New discoveries suggest that the conditions are right for most of the early solar system for creating molecules required for life. “I don't need a planet or a big moon,” said Tim McCoy, a curator of the MET stone at the Sumison Natural History Museum and a co -author of the research. “These are small bodies on the outside of the solar system.”
The Bennu team keeps looking at undetermined materials from the asteroid sample to check if more complex compounds are lurking. Some amino acids may probably have been combined with primitive protein -like molecules. The reaction may combine nucleic acid strikes with a short chain. This is the primitive pioneer of our genes.
Researchers are ready for more surprisingly from Benne, but they do not expect to find evidence of full -fledged life in their charm. With only a million years of warmth, the ice world probably didn't have enough time to generate primitive cells.
“I don't think I went there,” said Dr. McCoy. “I think it went somewhere on the way to life.”

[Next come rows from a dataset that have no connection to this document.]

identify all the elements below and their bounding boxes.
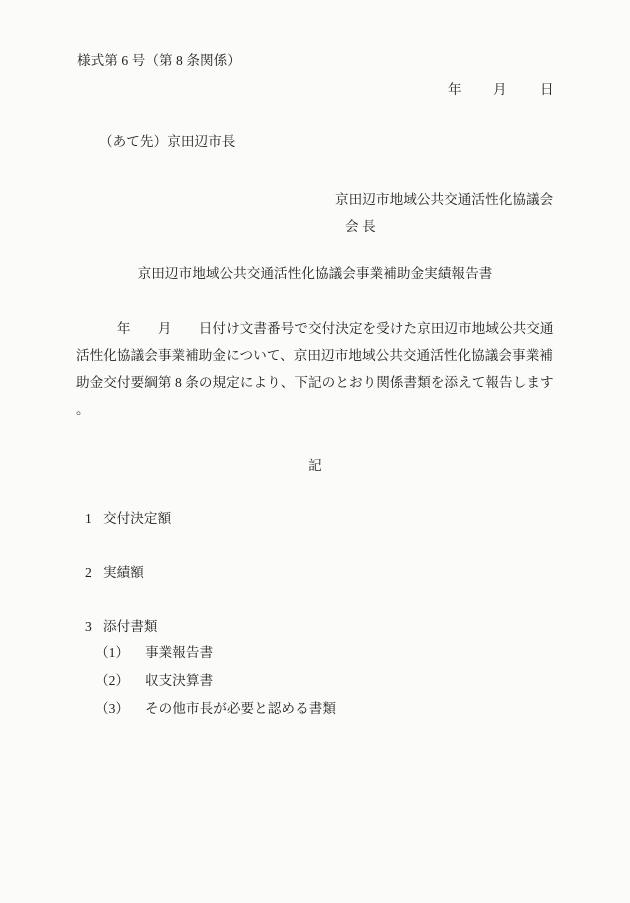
form-number-label: 様式第 6 号（第 8 条関係） bbox=[77, 53, 241, 69]
sender-organization: 京田辺市地域公共交通活性化協議会 bbox=[335, 192, 553, 208]
item-1-number: 1 bbox=[85, 511, 92, 527]
document-title: 京田辺市地域公共交通活性化協議会事業補助金実績報告書 bbox=[0, 266, 630, 282]
date-year-label: 年 bbox=[448, 82, 462, 98]
sub-item-1-number: （1） bbox=[95, 645, 129, 661]
body-paragraph-line-1: 年 月 日付け文書番号で交付決定を受けた京田辺市地域公共交通 bbox=[76, 321, 554, 337]
body-paragraph-line-2: 活性化協議会事業補助金について、京田辺市地域公共交通活性化協議会事業補 bbox=[76, 348, 553, 364]
sub-item-3-label: その他市長が必要と認める書類 bbox=[145, 701, 336, 717]
date-day-label: 日 bbox=[540, 82, 554, 98]
sub-item-2-label: 収支決算書 bbox=[145, 673, 213, 689]
date-month-label: 月 bbox=[493, 82, 507, 98]
document-page: 様式第 6 号（第 8 条関係） 年 月 日 （あて先）京田辺市長 京田辺市地域… bbox=[0, 0, 630, 903]
item-3-label: 添付書類 bbox=[103, 619, 158, 635]
item-2-label: 実績額 bbox=[103, 565, 144, 581]
body-paragraph-line-3: 助金交付要綱第 8 条の規定により、下記のとおり関係書類を添えて報告します bbox=[76, 375, 554, 391]
sub-item-2-number: （2） bbox=[95, 673, 129, 689]
item-2-number: 2 bbox=[85, 565, 92, 581]
sender-title: 会 長 bbox=[345, 219, 376, 235]
sub-item-1-label: 事業報告書 bbox=[145, 645, 213, 661]
item-1-label: 交付決定額 bbox=[103, 511, 171, 527]
sub-item-3-number: （3） bbox=[95, 701, 129, 717]
addressee-line: （あて先）京田辺市長 bbox=[99, 134, 235, 150]
ki-marker: 記 bbox=[0, 458, 630, 474]
body-paragraph-line-4: 。 bbox=[76, 402, 90, 418]
item-3-number: 3 bbox=[85, 619, 92, 635]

However, there may have been more opportunities for the same chemistry to live in other ice worlds. Ceres, a 580 -mile dwarf planet in the asteroid belt, is still swaying inside it. Enceladus, a 310 -miles of Saturn's Saturn, has ice -like ice, surrounding many salty sea of the same mineral as Bennu. In October, NASA began a survey of Jupiter's moon Europe.
“These will be an absolutely important target,” said Dr. Grabin.
Nilton Renno, a planetary scientist at the University of Michigan, said that he was not involved in Bennne's research, but the survey had opened the possibility of an exotic more than he had seriously explored. “It can open our eyes and think more about life,” he said.
If the vast flock of BRINY LITTLE WORLDS creates biological precursors, they may have mixed them as they collide with each other. The heat of the impact can promote more chemicals, even more complicated molecules in the interior, and even living cells.
“Did your life start there?” Dr. Leno asked. “I'm open to it. I like crazy ideas.”